Execution Engine - The bytecode, which is assigned to the Runtime Data Area, will be executed by the Execution Engine. The Execution Engine reads the bytecode and executes it piece by piece. 3.1 Interpreter - The interpreter interprets the bytecode faster but executes slowly. The disadvantage of the interpreter is that when one method is called multiple times, every time a new interpretation is required. 3.2 JIT Compiler – The JIT Compiler compiles bytecode to machine code at runtime and improves the performance of Java applications. This way JIT compiler neutralizes the disadvantages of Interpreter. The execution engine will be using the help of Interpreter in converting the Bytecode, but when it finds repeated code, it uses the JIT compiler, which compiles the entire Bytecode and changes it to native code. This native code will be used directly for repeated method calls, which improve the performance of the System. Of course, JIT compilation does require processor time and memory usage. When the JVM first starts up, lots of methods are called. Compiling all of these methods might affect start up time significantly, though a program ultimately might achieve good performance. Methods are not compiled when they are called the first time. For each and every method, the JVM maintains a call count, which is incremented every time the method is called. The methods are interpreted by the JVM until the call count exceeds the JIT compilation threshold (the JIT compilation threshold improves performance and helps the JVM to start quickly. The threshold has been selected carefully by Java developers for optimal performance. The balance between start up times and long-term performance is maintained). Therefore, very frequently used methods are compiled as soon as the JVM has started, and less frequently used methods are compiled later. After a method is compiled, its call count is reset to zero, and subsequent calls to the method increment its call count. When the call count of a method reaches a JIT recompilation threshold, the JIT compiler compiles method a second time, applying more optimizations as compared to optimizations applied in the previous compilation.
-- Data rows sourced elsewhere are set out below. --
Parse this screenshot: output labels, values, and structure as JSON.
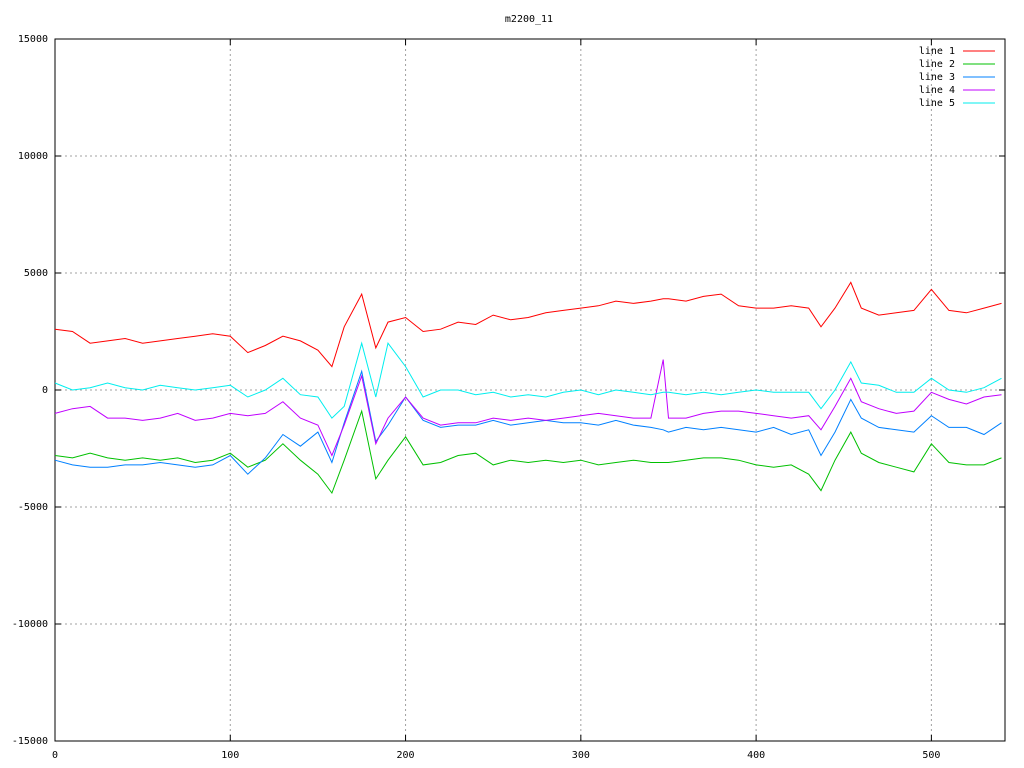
{
  "chart_data": {
    "type": "line",
    "title": "m2200_11",
    "x": [
      0,
      10,
      20,
      30,
      40,
      50,
      60,
      70,
      80,
      90,
      100,
      110,
      120,
      130,
      140,
      150,
      158,
      165,
      175,
      183,
      190,
      200,
      210,
      220,
      230,
      240,
      250,
      260,
      270,
      280,
      290,
      300,
      310,
      320,
      330,
      340,
      347,
      350,
      360,
      370,
      380,
      390,
      400,
      410,
      420,
      430,
      437,
      445,
      454,
      460,
      470,
      480,
      490,
      500,
      510,
      520,
      530,
      540
    ],
    "series": [
      {
        "name": "line 1",
        "color": "#ff0000",
        "values": [
          2600,
          2500,
          2000,
          2100,
          2200,
          2000,
          2100,
          2200,
          2300,
          2400,
          2300,
          1600,
          1900,
          2300,
          2100,
          1700,
          1000,
          2700,
          4100,
          1800,
          2900,
          3100,
          2500,
          2600,
          2900,
          2800,
          3200,
          3000,
          3100,
          3300,
          3400,
          3500,
          3600,
          3800,
          3700,
          3800,
          3900,
          3900,
          3800,
          4000,
          4100,
          3600,
          3500,
          3500,
          3600,
          3500,
          2700,
          3500,
          4600,
          3500,
          3200,
          3300,
          3400,
          4300,
          3400,
          3300,
          3500,
          3700
        ]
      },
      {
        "name": "line 2",
        "color": "#00c000",
        "values": [
          -2800,
          -2900,
          -2700,
          -2900,
          -3000,
          -2900,
          -3000,
          -2900,
          -3100,
          -3000,
          -2700,
          -3300,
          -3000,
          -2300,
          -3000,
          -3600,
          -4400,
          -3000,
          -900,
          -3800,
          -3000,
          -2000,
          -3200,
          -3100,
          -2800,
          -2700,
          -3200,
          -3000,
          -3100,
          -3000,
          -3100,
          -3000,
          -3200,
          -3100,
          -3000,
          -3100,
          -3100,
          -3100,
          -3000,
          -2900,
          -2900,
          -3000,
          -3200,
          -3300,
          -3200,
          -3600,
          -4300,
          -3000,
          -1800,
          -2700,
          -3100,
          -3300,
          -3500,
          -2300,
          -3100,
          -3200,
          -3200,
          -2900
        ]
      },
      {
        "name": "line 3",
        "color": "#0080ff",
        "values": [
          -3000,
          -3200,
          -3300,
          -3300,
          -3200,
          -3200,
          -3100,
          -3200,
          -3300,
          -3200,
          -2800,
          -3600,
          -2900,
          -1900,
          -2400,
          -1800,
          -3100,
          -1400,
          800,
          -2200,
          -1500,
          -300,
          -1300,
          -1600,
          -1500,
          -1500,
          -1300,
          -1500,
          -1400,
          -1300,
          -1400,
          -1400,
          -1500,
          -1300,
          -1500,
          -1600,
          -1700,
          -1800,
          -1600,
          -1700,
          -1600,
          -1700,
          -1800,
          -1600,
          -1900,
          -1700,
          -2800,
          -1800,
          -400,
          -1200,
          -1600,
          -1700,
          -1800,
          -1100,
          -1600,
          -1600,
          -1900,
          -1400
        ]
      },
      {
        "name": "line 4",
        "color": "#c000ff",
        "values": [
          -1000,
          -800,
          -700,
          -1200,
          -1200,
          -1300,
          -1200,
          -1000,
          -1300,
          -1200,
          -1000,
          -1100,
          -1000,
          -500,
          -1200,
          -1500,
          -2800,
          -1500,
          600,
          -2300,
          -1200,
          -300,
          -1200,
          -1500,
          -1400,
          -1400,
          -1200,
          -1300,
          -1200,
          -1300,
          -1200,
          -1100,
          -1000,
          -1100,
          -1200,
          -1200,
          1300,
          -1200,
          -1200,
          -1000,
          -900,
          -900,
          -1000,
          -1100,
          -1200,
          -1100,
          -1700,
          -700,
          500,
          -500,
          -800,
          -1000,
          -900,
          -100,
          -400,
          -600,
          -300,
          -200
        ]
      },
      {
        "name": "line 5",
        "color": "#00eeee",
        "values": [
          300,
          0,
          100,
          300,
          100,
          0,
          200,
          100,
          0,
          100,
          200,
          -300,
          0,
          500,
          -200,
          -300,
          -1200,
          -700,
          2000,
          -300,
          2000,
          1000,
          -300,
          0,
          0,
          -200,
          -100,
          -300,
          -200,
          -300,
          -100,
          0,
          -200,
          0,
          -100,
          -200,
          -100,
          -100,
          -200,
          -100,
          -200,
          -100,
          0,
          -100,
          -100,
          -100,
          -800,
          0,
          1200,
          300,
          200,
          -100,
          -100,
          500,
          0,
          -100,
          100,
          500
        ]
      }
    ],
    "xlim": [
      0,
      542
    ],
    "ylim": [
      -15000,
      15000
    ],
    "xticks": [
      0,
      100,
      200,
      300,
      400,
      500
    ],
    "yticks": [
      -15000,
      -10000,
      -5000,
      0,
      5000,
      10000,
      15000
    ],
    "grid": true,
    "legend": "top-right"
  }
}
This process is repeated until the maximum optimization level is reached. The most frequently used methods are always optimized to maximize the performance benefits of using the JIT compiler.

Let’s say the JIT recompilation threshold = 2. After a method is compiled, its call count is reset to zero and subsequent calls to the method increment its call count. When the call count of a method reaches 2 (i.e. JIT recompilation threshold), the JIT compiler compiles the method a second time, applying more optimizations.

Following are the subcomponents involved as part of JIT Compiler:
• Intermediate Code Generator – Produces intermediate code
• Code Optimizer – Responsible for optimizing the intermediate code generated above
• Target Code Generator – Responsible for Generating Machine Code or Native Code
• Profiler – A special component, responsible for finding hotspots, i.e. whether the method is called multiple times or not.
3.3 Garbage Collector – Garbage collection is the process by which the JVM clears objects (unused objects) from the heap to reclaim heap space. Collects and removes unreferenced objects. Garbage Collection can be triggered by calling System.gc(), but the execution is not guaranteed. Garbage collection of the JVM collects the objects that are created.

Java Native Interface (JNI) - JNI will be interacting with the Native Method Libraries and provides the Native Libraries required for the Execution Engine.
Native Method Libraries - This is a collection of the Native Libraries, which is required for the Execution Engine.

The most important JVM Components related to performance are: Heap, JIT (Just In Time) Compiler and Garbage collector.